Odds are that you’ve heard about pet microchipping before—but you may not know how it works or why it’s so important. Today, we wanted to talk a bit about how pet microchipping works, some microchipping pros and cons, and why you should microchip your pets.
What is Pet Microchipping?
Pet microchipping is the practice of inserting a tiny radio frequency identification (RFID) tag under a pet’s skin. This RFID tag device is typically about the size of a grain of rice, and can be used to identify your pet by looking up the tag’s number in a pet microchip registry.
For the pet microchip lookup process to be effective, you have to make sure that you register your pet’s RFID tag in a national pet recovery database.
How Does Microchipping Pets Help Me Find Them?
There’s a common misconception that the microchip is some kind of GPS tracking device that lets you know where your pet is—it isn’t. The RFID tag itself doesn’t have any batteries, and does not actively transmit your pet’s location. All it does is allow pet shelters and veterinary clinics to look up the microchip’s ID number.
This pet microchip lookup can be vital for ensuring that your pet can be identified if they are lost. If your pet’s microchip is registered in a pet recovery database, the person looking up the chip number can find that information and reach out to you to let you know that they have found your pet.
Why Not Just Rely on a Collar Tag for Identification?
Pet collars with tags are a great way to identify your pets to others and let animal control organizations know that a particular animal has a loving home to go back to. The contact information on a pet tag can help others reach out to you more quickly as well. Additionally, some collar tags can be fitted with GPS or pet locating devices, which can help you find your lost pet yourself.
So, why shouldn’t you just rely on a pet collar to ID your pet?
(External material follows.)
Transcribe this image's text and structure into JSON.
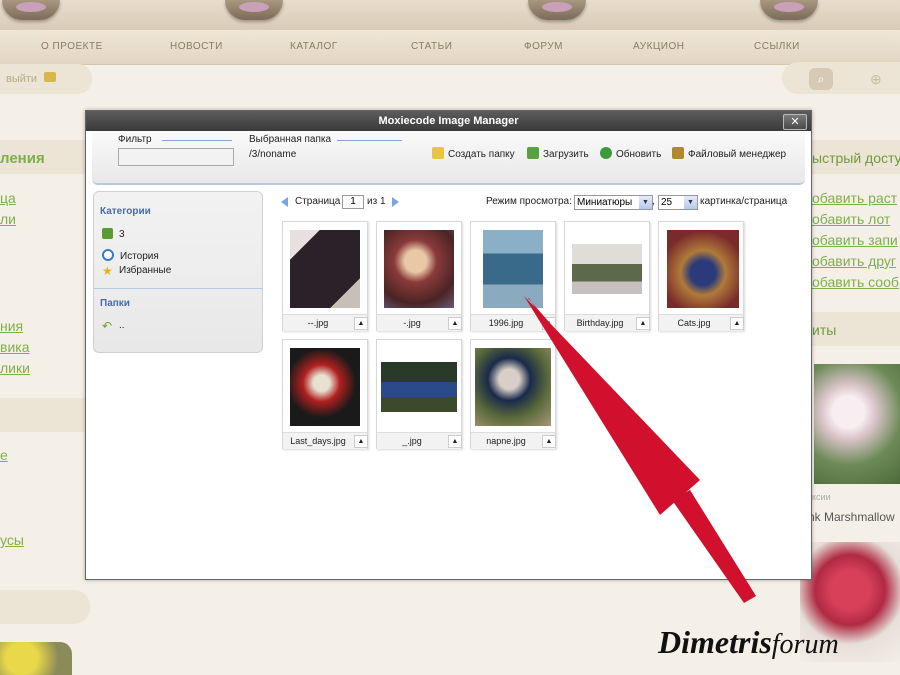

While collars are a must-have for any pet that regularly goes outside, you should also microchip your four-legged friends because:
- Collars Can Slip off or Break. Not all of our fur babies like to wear collars, and will try to slip them off if they can. Also, a lost pet may get their collar caught on something and it may break off, leaving the pet unidentifiable.
- Microchips Can Thwart Pet Thieves. According to the American Kennel Club (AKC), there are around 2 million dogs stolen every year. One of the first things that these pet thieves will do is remove the pet’s collar and try to resell the pet while posing as the pet’s owner. With a microchip, veterinary clinics can ID the dog’s real owner and notify them and the authorities.
Will Implanting a Microchip Hurt My Pet?
The process of implanting a microchip in a pet is relatively simple and should not cause any harm to your pet. As noted by the American Veterinary Medical Association (AVMA), the microchip is “injected under the skin using a hypodermic needle. It is no more painful than a typical injection, although the needle is slightly larger than those used for injection.”
Remember: the typical pet microchip is roughly the size of a grain of rice. Also, the RFID tag is encased in a non-toxic, biocompatible casing that will not hurt your pet. Some pet microchipping companies use a casing that actively encourages your pet’s connective tissues to bond around the chip so it doesn’t move under their skin.
How Much Does Microchipping My Pet Cost?
Microchipping pets costs different amounts of money depending on the specific microchip being used and your veterinarian’s fees. According to sources like Petfinder.com, “The average cost to have a microchip implanted by a veterinarian is around $45, which is a one–time fee and often includes registration in a pet recovery database.”
Because pet microchips aren’t reliant on batteries to keep operating, they almost never need replacement, so you don’t have to worry about getting the microchip serviced or replaced. Microchips usually last for as long as your pet lives.
Microchipping Pros and Cons in a Nutshell
- It’s a relatively cheap, one-time expense with no maintenance to worry about.
- Helps ensure your pet can be identified by veterinary clinics and pet shelters.
- Hard to find and remove for most pet thieves.
- Microchips are a safe and non-toxic identifier for your pet.
- Because it’s non-obvious, the average person won’t be able to identify your pet using it.
- You have to submit the ID number to a pet microchip registry for it to work—though most veterinarian clinics will handle this for you as part of their microchipping service.
- Unlike GPS tags on collars, pet microchips won’t give you your pet’s exact location.
Is microchipping pets worth it? For the majority of pet owners, the answer is definitely “YES!” For the cost of a couple of large bags of dog food, you can protect your pet from getting lost in an animal shelter and make it much easier for you to recover your precious four-legged friend.